Per ora è stato una soluzione logistica generata dalla pandemia più che una vera e propria strategia di sviluppo organizzativo


3' di lettura

Lo smart working è stato, nei mesi scorsi, al centro della discussione sui temi del lavoro. La pandemia e il primo lockdown l’hanno fatto diventare una soluzione per una diversa organizzazione del lavoro. Così, diverse realtà, soprattutto in alcuni comparti dei servizi e le attività amministrative nell’industria, hanno smaterializzato il lavoro e i suoi luoghi di esecuzione. Ciò ha comportato nelle città dove il terziario è concentrato, un riassetto dei comparti correlati: trasporti, ristorazione, abitazioni, negozi, solo per citarne alcuni. Al punto che è aperta la riflessione su come le città si debbano ridefinire e riorganizzare dopo una simile esperienza che sicuramente lascerà traccia. In quale misura, però, è ancora tutto da scoprire. L’incertezza domina anche sotto questo profilo, perché il lavoro a distanza conosce una densità specifica, a macchia di leopardo. E peraltro dagli esiti non sempre così confortanti, nonostante la retorica che l’avvolge.

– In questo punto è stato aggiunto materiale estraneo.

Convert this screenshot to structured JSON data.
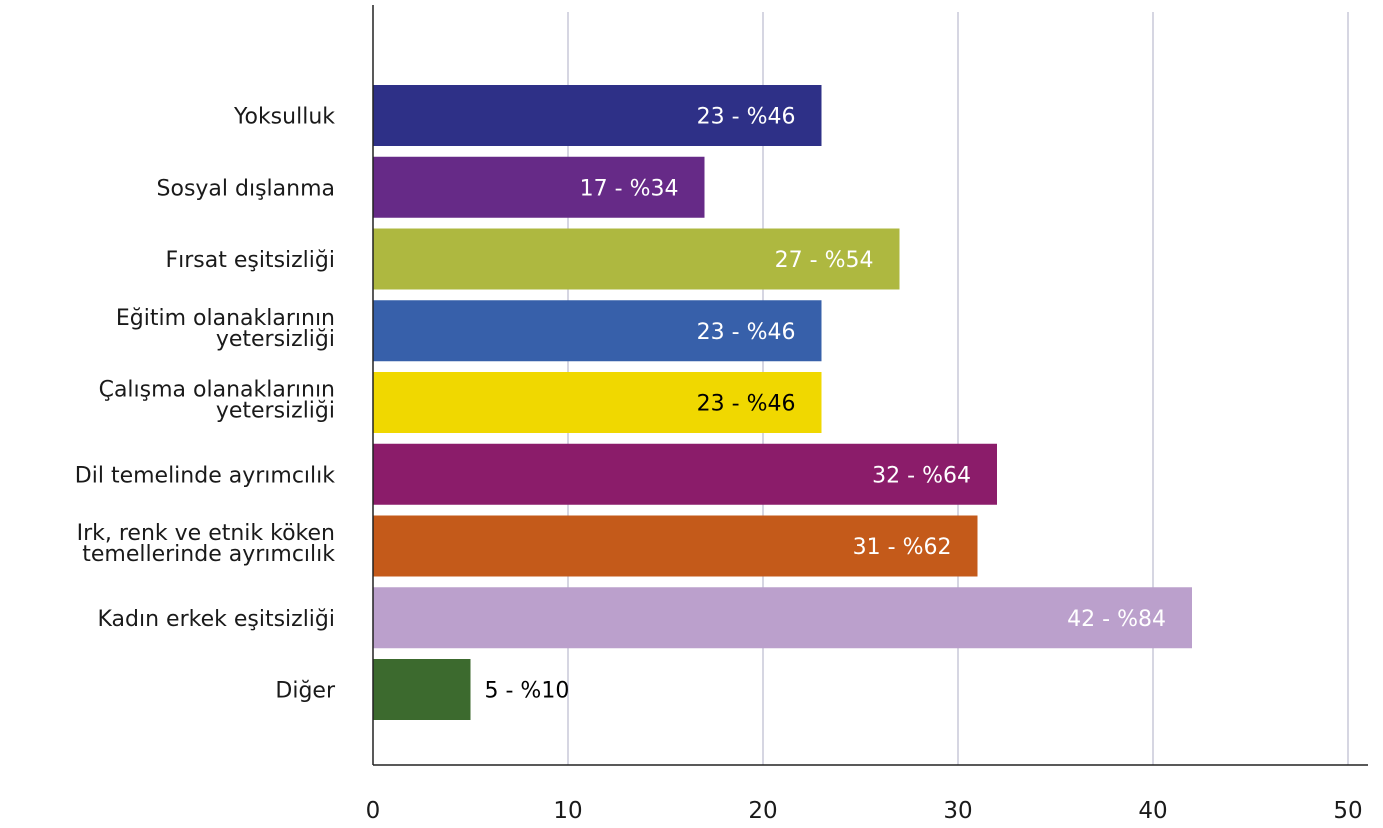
{
  "chart_data": {
    "type": "bar",
    "orientation": "horizontal",
    "categories": [
      [
        "Yoksulluk"
      ],
      [
        "Sosyal dışlanma"
      ],
      [
        "Fırsat eşitsizliği"
      ],
      [
        "Eğitim olanaklarının",
        "yetersizliği"
      ],
      [
        "Çalışma olanaklarının",
        "yetersizliği"
      ],
      [
        "Dil temelinde ayrımcılık"
      ],
      [
        "Irk, renk ve etnik köken",
        "temellerinde ayrımcılık"
      ],
      [
        "Kadın erkek eşitsizliği"
      ],
      [
        "Diğer"
      ]
    ],
    "values": [
      23,
      17,
      27,
      23,
      23,
      32,
      31,
      42,
      5
    ],
    "data_labels": [
      "23 - %46",
      "17 - %34",
      "27 - %54",
      "23 - %46",
      "23 - %46",
      "32 - %64",
      "31 - %62",
      "42 - %84",
      "5 - %10"
    ],
    "colors": [
      "#2e3087",
      "#662a87",
      "#aeb840",
      "#3760aa",
      "#f0d800",
      "#8b1c6a",
      "#c45a1a",
      "#bba0cc",
      "#3c6a2e"
    ],
    "label_colors": [
      "#ffffff",
      "#ffffff",
      "#ffffff",
      "#ffffff",
      "#000000",
      "#ffffff",
      "#ffffff",
      "#ffffff",
      "#000000"
    ],
    "label_outside": [
      false,
      false,
      false,
      false,
      false,
      false,
      false,
      false,
      true
    ],
    "xlim": [
      0,
      50
    ],
    "xticks": [
      0,
      10,
      20,
      30,
      40,
      50
    ],
    "grid": "vertical",
    "gridline_color": "#c8c8d8",
    "title": "",
    "xlabel": "",
    "ylabel": ""
  }
}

L’ultima rilevazione Istat sulle strategie delle imprese durante la pandemia offre molti spunti anche in tema di telelavoro. In primo luogo, quanto potrebbe essere diffuso in Italia? Secondo le imprese, per un quinto dei lavoratori (21,9%) sarebbe possibile svolgere le proprie mansioni al di fuori della sede. Si tratta di una quota minoritaria, ma cospicua che si concentra però in alcuni comparti come attività tecnico-professionali, comunicazione, istruzione e finanza. Per il manifatturiero, forniture energetiche. Solo in questi comparti il telelavoro risulterebbe praticabile in misura consistente. Il condizionale è d’obbligo, perché alla prova dei fatti così non si è verificato.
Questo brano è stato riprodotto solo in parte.